SEOUL — Thousands of South Korean doctors on Friday staged a nationwide walkout as talks with the government over medical reform plans fell through.
According to the Ministry of Health and Welfare, 24.7 percent of 33,836 medical clinics, hospitals and institutions announced Thursday that they would be closed on Friday. The ministry said the actual closure rate for Friday could be higher considering the ongoing vacation season.
Under the lead of the Korea Medical Association, which represents 130,000 doctors, medical professionals across the country vowed to stage walkouts and protests in opposition of the government’s package of health reforms announced last month. A week earlier, around 7,000 doctors in residency took to the streets in Yeouido, western Seoul.
The KMA said it is hosting a rally Friday afternoon against the government’s medical reform plan in Yeouido, while other medical associations are also holding their own rallies throughout the country. Friday’s action marks the KMA’s third major walkout in the past 20 years, following protests in 2000 and 2014.
The government has opposed the Friday walkout, saying the action undermines the public health of Korea. Democratic Party of Korea leader Lee Hae-chan said Friday that doctors should resume dialogue with the government and hold off the strike.
Despite the worries of the government on possible delays to critical and urgent care, regions remained stable in that aspect as of Friday morning.
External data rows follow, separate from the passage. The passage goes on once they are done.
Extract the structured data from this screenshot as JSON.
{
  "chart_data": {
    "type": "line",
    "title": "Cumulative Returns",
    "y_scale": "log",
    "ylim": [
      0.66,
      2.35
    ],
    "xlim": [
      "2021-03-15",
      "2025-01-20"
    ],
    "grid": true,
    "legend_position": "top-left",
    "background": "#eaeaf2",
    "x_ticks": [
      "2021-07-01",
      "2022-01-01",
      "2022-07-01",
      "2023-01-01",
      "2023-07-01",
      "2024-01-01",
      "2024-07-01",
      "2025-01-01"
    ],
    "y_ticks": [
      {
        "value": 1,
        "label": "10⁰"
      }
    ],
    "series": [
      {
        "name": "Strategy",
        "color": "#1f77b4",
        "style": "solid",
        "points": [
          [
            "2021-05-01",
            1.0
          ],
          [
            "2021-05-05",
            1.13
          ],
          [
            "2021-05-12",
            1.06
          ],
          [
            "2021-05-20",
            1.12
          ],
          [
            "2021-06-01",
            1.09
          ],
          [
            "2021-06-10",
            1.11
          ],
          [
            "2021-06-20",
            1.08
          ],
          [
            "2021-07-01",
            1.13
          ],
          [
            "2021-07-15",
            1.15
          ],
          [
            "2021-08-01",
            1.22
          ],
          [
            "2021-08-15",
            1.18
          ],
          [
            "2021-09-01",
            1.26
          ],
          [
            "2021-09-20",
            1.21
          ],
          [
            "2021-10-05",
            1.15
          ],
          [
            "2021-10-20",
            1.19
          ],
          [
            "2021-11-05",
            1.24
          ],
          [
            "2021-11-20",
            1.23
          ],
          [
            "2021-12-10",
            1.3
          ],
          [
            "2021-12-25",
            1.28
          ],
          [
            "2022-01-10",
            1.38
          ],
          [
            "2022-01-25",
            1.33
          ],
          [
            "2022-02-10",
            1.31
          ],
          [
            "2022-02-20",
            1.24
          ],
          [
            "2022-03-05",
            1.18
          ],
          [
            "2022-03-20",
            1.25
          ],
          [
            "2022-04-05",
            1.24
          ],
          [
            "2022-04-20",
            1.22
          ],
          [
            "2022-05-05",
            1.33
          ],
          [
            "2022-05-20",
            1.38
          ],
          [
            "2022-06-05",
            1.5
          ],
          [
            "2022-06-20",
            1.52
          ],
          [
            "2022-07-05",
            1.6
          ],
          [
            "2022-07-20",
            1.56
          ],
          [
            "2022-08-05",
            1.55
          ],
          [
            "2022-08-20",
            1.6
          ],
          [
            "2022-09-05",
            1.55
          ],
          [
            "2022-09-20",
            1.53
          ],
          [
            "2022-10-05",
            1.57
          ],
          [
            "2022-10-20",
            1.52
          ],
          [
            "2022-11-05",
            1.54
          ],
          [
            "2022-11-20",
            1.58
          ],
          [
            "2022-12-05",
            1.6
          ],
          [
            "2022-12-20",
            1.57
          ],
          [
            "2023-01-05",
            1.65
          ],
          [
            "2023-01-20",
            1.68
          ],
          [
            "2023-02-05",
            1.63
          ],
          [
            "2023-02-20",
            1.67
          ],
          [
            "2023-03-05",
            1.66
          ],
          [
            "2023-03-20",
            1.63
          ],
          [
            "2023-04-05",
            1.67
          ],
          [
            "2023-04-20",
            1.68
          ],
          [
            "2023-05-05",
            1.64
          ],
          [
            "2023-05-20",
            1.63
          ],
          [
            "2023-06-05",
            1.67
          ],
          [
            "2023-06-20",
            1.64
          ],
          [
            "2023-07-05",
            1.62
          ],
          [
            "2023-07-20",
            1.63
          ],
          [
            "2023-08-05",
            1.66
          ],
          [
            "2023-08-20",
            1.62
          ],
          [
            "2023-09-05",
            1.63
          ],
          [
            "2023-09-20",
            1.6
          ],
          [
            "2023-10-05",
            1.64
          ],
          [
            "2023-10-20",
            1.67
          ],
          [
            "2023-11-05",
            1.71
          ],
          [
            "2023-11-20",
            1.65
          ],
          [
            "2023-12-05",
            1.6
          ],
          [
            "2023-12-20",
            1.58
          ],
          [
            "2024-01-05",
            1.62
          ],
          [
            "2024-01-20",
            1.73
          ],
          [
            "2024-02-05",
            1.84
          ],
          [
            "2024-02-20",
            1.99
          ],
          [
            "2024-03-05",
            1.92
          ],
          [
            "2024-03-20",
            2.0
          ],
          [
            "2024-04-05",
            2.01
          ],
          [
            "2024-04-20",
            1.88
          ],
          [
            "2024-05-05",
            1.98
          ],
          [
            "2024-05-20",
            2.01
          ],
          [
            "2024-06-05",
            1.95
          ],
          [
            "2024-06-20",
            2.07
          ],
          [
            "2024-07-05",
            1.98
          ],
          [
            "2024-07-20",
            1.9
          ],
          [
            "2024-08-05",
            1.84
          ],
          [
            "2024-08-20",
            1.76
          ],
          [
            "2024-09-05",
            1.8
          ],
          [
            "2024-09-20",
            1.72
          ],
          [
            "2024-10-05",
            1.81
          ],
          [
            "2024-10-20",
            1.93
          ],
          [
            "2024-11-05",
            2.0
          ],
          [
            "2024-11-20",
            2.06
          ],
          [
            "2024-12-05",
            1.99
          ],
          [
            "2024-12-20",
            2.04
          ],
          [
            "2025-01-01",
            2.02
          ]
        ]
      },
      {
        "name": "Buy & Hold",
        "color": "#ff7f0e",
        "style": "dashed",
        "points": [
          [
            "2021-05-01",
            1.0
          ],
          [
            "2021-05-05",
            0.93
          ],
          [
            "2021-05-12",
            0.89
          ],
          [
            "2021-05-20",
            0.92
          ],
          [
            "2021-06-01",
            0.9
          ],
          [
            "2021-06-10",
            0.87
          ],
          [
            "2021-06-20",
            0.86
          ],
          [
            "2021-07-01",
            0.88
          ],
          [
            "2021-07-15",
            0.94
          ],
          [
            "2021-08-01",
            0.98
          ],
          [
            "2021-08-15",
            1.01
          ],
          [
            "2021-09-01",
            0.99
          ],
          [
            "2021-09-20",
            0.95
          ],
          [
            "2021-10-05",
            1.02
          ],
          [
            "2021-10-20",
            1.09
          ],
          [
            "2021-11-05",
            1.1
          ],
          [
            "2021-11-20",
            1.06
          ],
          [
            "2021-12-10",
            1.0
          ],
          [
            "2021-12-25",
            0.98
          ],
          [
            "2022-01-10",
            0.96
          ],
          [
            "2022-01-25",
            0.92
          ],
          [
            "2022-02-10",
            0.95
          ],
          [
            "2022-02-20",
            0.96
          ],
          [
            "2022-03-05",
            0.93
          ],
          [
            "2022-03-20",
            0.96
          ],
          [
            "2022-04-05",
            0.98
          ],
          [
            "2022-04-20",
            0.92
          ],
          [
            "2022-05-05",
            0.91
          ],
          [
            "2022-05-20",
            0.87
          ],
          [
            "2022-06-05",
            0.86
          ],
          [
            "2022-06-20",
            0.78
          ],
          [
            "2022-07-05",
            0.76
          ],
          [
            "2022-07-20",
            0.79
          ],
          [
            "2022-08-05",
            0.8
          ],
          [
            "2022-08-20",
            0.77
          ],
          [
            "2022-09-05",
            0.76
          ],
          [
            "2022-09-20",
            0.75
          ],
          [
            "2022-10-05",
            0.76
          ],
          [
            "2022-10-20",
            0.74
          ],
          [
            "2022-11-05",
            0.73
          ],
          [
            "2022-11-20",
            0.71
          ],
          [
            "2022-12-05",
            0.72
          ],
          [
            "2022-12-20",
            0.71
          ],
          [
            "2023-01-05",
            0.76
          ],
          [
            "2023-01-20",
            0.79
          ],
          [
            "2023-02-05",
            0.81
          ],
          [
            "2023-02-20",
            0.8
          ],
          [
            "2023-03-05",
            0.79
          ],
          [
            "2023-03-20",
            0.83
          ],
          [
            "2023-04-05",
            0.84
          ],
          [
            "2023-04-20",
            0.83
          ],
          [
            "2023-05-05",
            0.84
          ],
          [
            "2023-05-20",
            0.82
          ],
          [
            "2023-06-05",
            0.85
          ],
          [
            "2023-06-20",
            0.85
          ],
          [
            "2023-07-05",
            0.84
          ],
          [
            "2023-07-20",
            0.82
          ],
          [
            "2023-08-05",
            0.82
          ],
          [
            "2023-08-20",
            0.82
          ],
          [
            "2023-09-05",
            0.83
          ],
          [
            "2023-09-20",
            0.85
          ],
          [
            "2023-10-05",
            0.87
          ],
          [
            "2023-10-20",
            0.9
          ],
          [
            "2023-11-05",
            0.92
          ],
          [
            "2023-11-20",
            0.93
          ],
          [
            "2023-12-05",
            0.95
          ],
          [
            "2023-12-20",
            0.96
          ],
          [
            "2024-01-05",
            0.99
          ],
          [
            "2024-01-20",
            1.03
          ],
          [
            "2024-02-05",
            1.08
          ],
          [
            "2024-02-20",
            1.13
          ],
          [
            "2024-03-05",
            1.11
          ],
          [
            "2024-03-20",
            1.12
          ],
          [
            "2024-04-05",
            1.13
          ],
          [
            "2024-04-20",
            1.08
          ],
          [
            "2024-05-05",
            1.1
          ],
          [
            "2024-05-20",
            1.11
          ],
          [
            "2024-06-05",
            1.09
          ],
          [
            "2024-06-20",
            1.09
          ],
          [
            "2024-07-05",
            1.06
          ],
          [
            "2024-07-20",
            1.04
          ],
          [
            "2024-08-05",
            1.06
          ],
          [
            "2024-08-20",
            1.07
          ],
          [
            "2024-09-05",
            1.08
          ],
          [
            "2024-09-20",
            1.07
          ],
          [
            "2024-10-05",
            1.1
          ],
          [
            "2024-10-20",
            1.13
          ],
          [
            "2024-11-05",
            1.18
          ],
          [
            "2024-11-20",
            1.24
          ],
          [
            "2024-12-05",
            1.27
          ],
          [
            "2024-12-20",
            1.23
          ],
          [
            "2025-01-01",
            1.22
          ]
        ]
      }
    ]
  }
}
The association previously advised doctors working at vital departments, including intensive care units, to stay on duty Friday.
Other non-essential services were expected to be disturbed from the walkout, with some regions reporting more than 40 percent of medical institutions closed Friday.
“If any one medical institution is put on operational restriction from this walkout on the 14th, we will ensure all 130,000 doctors undergo the same restriction for the same time period,” KMA President Choi Dae-zip wrote in a Facebook post.
In an attempt to lift a cap on medical training places, the Health Ministry announced last month the country will admit 4,000 more students over 10 years starting 2022. The scheme involves deploying around three-quarters of the newly recruited medical students to rural regions for 10 years.
Doctors have fiercely opposed the moves, saying merely adding more medical students and forcing newly recruits is not a solution to providing more medical access to deprived regions.
They have argued that the “cheapest solution” to the challenges of rural medicine will instead only allow hospitals to use doctors at cheaper costs with no improvements to their wages or working conditions. Doctors argue that practicing medicine in rural areas is not attractive in the first place, as evidenced from programs from the past that have ended as failure.
On the ministry’s move to put traditional herbal remedies under the national health insurance as part of “standardizing and globalizing” the traditional Korean remedy system, doctors have argued that life-saving and indispensable therapies such as anticancer drugs should have been prioritized in getting the coverage.